L’arthrite a été induite chez des rats femelles (3–4 semaines), définissant le jour (J)0. Les rats AIA ont reçu différents traitements à partir de J6 : deux groupes avec de la vertéporfine (VP) pour inhiber l’activité transcriptionnelle de YAP jusqu’à J12 (groupe VP-J12) ou J16 (groupe VP-J16), un groupe avec un anticorps anti-CCL2 (α-CCL2), un groupe avec VP(J12)+α-CCL2, et un groupe contrôle (CTR). La circonférence de la cheville et le score d’arthrite ont été utilisés pour évaluer la sévérité de l’arthrite. À J17, les chevilles ont été prélevées pour analyser les paramètres osseux au μCT ainsi que l’expression génique.

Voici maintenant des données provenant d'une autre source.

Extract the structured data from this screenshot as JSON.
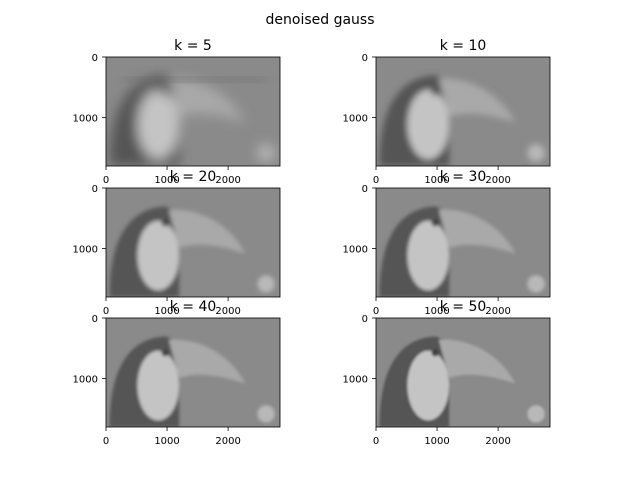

L’arthrite a débuté à partir de J10, sauf dans le groupe VP+α-CCL2 où l’apparition clinique a été observée à J11 (Fig. 1A). Les groupes VP, α-CCL2 et VP+α-CCL2 ont développé une arthrite moins sévère par rapport au groupe CTR. L’évolution de la sévérité de l’arthrite était similaire entre les groupes VP et α-CCL2, alors que le groupe VP+α-CCL2 présentait le plus faible score d’arthrite par rapport à ces groupes, notamment par rapport au groupe VP (p<0,01). De plus, la porosité corticale était nettement diminuée dans le groupe VP+α-CCL2 par rapport au groupe CTR (Fig. 1B). L’expression de gènes inflammatoires (TNF, IL1B, IL17, CCL2) dans la cheville était similaire entre les groupes VP-J12 et CTR, contrairement aux gènes de résorption et de dégradation osseuse qui avaient tendance à être moins exprimés dans le groupe VP-J12 (RANKL, MMP13, CTSK, MMP9). Les groupes VP-J16, α-CCL2 et VP+α-CCL2 avaient une plus faible expression de l’ensemble de ces gènes comparé au groupe CTR, avec une expression similaire entre eux. Il en était de même pour l’expression des gènes cibles de YAP (CTGF et CYR61).

Il y a une discordance ente l’évaluation clinique et de l’expression génique dans la cheville. Premièrement, le temps d’administration de la VP ne modifie pas l’inflammation clinique ni la perte osseuse, alors qu’une administration de VP jusqu’à J16 diminue l’expression de la majorité des gènes inflammatoires, de dégradation et de résorption osseuse comparé à un traitement jusqu’à J12. De plus, l’administration de VP+α-CCL2 avait un effet plus prononcé sur la diminution de la sévérité de l’arthrite ainsi que sur la prévention de la porosité corticale associée. En revanche, cet effet n’était pas retrouvé au niveau de l’expression génique dans la cheville, avec une expression similaire au groupe VP J16 ou α-CCL2.

L’inhibition combinée de YAP et CCL2 a eu un effet additif sur la diminution de la sévérité de l’arthrite ainsi qu’un effet bénéfique sur la porosité corticale. Elle n’a cependant pas prévenu l’arthrite comme observé lors de la décharge mécanique, signifiant qu’un autre mécanisme est impliqué dans le développement de l’arthrite en réponse à un stress mécanique.